Nobody can deny “Some memories are difficult to forget. A favorite of mine is of one early Christmas morning during my childhood. I remember waking up and seeing my mother patiently sewing a little tear on a shirt she said my younger brother was going to wear for church that day. The sun hadn’t fully risen yet and her face was just partly illuminated by an old lamp she kept near the bedside. I can still picture the tired lines on that pretty face and they haunt and amaze me till this day. After a brief greeting, no further words were exchanged between us. My head propped up on my pillow, I just stared at her as she sat near the foot of the bed painstakingly stitching that tiny tear. One little chore yet profound and telling of how she is.

That picture of Christmas morning so long ago has stayed with me always, manifesting itself again and again like the ghost of Christmas past, especially whenever the month of December breathes in. Her bowed face where I see love, sacrifice, patience and dedication are all wrapped up into one perfect December image.”

I must have been ten years old then. Yet the sensation of drowsily waking up before the first light December mornings like we’ve these days still bring forth, like muscle memory, that image I wish I could relive again if I could. Others may have said this of their own moms but for me, she was the most unselfish person I have known and it humbles no end remembering that.

She would have been 97 years old today. I know old friends and other people just love to mouth ‘bonus’ when it comes to existence beyond seventy but that’s foolish. I’m of the mind to think, if life were a video game, yes. Because if she were still with us today, I can only imagine what her reaction would be to having five great-great grandchildren; all of them rugrats still and eagerly running about. That is as if twenty grandchildren and twenty-one greats were not enough.

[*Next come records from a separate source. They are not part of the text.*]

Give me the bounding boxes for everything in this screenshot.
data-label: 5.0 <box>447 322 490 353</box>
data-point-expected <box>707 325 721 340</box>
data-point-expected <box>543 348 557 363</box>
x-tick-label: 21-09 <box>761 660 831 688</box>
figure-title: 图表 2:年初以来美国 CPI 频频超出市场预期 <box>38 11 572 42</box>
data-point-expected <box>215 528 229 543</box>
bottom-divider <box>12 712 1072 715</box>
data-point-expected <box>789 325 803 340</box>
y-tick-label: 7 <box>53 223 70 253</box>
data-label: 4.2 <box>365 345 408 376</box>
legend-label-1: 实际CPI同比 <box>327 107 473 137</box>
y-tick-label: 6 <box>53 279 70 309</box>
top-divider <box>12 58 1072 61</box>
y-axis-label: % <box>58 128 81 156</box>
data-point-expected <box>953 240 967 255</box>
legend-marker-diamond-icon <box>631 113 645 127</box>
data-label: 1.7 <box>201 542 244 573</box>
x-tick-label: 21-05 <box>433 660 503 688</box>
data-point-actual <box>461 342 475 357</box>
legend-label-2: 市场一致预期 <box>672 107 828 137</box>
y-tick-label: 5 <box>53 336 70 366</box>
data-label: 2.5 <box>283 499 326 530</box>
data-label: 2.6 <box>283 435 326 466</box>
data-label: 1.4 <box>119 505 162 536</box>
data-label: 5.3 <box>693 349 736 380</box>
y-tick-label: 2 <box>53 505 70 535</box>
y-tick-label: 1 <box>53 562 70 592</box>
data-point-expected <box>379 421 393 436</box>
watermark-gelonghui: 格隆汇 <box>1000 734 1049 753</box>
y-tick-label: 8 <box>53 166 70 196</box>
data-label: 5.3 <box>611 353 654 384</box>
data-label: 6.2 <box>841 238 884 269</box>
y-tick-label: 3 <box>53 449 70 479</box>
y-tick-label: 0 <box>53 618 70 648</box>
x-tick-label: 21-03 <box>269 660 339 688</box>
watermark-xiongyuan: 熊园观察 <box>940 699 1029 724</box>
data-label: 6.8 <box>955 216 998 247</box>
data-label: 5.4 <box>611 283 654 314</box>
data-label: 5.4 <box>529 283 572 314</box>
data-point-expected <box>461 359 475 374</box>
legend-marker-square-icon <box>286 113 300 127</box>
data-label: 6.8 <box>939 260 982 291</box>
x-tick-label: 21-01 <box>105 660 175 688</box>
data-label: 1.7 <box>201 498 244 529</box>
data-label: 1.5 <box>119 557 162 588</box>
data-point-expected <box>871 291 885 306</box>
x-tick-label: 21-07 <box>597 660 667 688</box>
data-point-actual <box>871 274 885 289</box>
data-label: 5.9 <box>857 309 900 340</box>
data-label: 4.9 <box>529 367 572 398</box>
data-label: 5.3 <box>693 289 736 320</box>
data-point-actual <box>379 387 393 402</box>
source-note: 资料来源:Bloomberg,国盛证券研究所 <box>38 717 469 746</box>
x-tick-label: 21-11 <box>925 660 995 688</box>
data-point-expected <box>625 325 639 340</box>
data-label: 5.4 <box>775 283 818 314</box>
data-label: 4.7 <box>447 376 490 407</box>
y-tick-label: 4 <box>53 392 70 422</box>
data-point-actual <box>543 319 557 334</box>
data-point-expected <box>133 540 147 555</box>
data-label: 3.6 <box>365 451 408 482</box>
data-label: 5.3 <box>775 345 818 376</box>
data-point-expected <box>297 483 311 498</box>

I’d imagine during Christmas mornings, her huge tree would be filled with her gifts for the little tots (and she might be half-joking when she’d say “never mind the moms and dads, they’re old enough” to which we’ll all smile.) Truth is, having her to witness all these is the real bonus for us. It makes me wonder, what other little chores would she be coming up with, now that darning torn clothes are beyond her duties? Happy birthday Momsie wherever in heaven you are. See you in a few.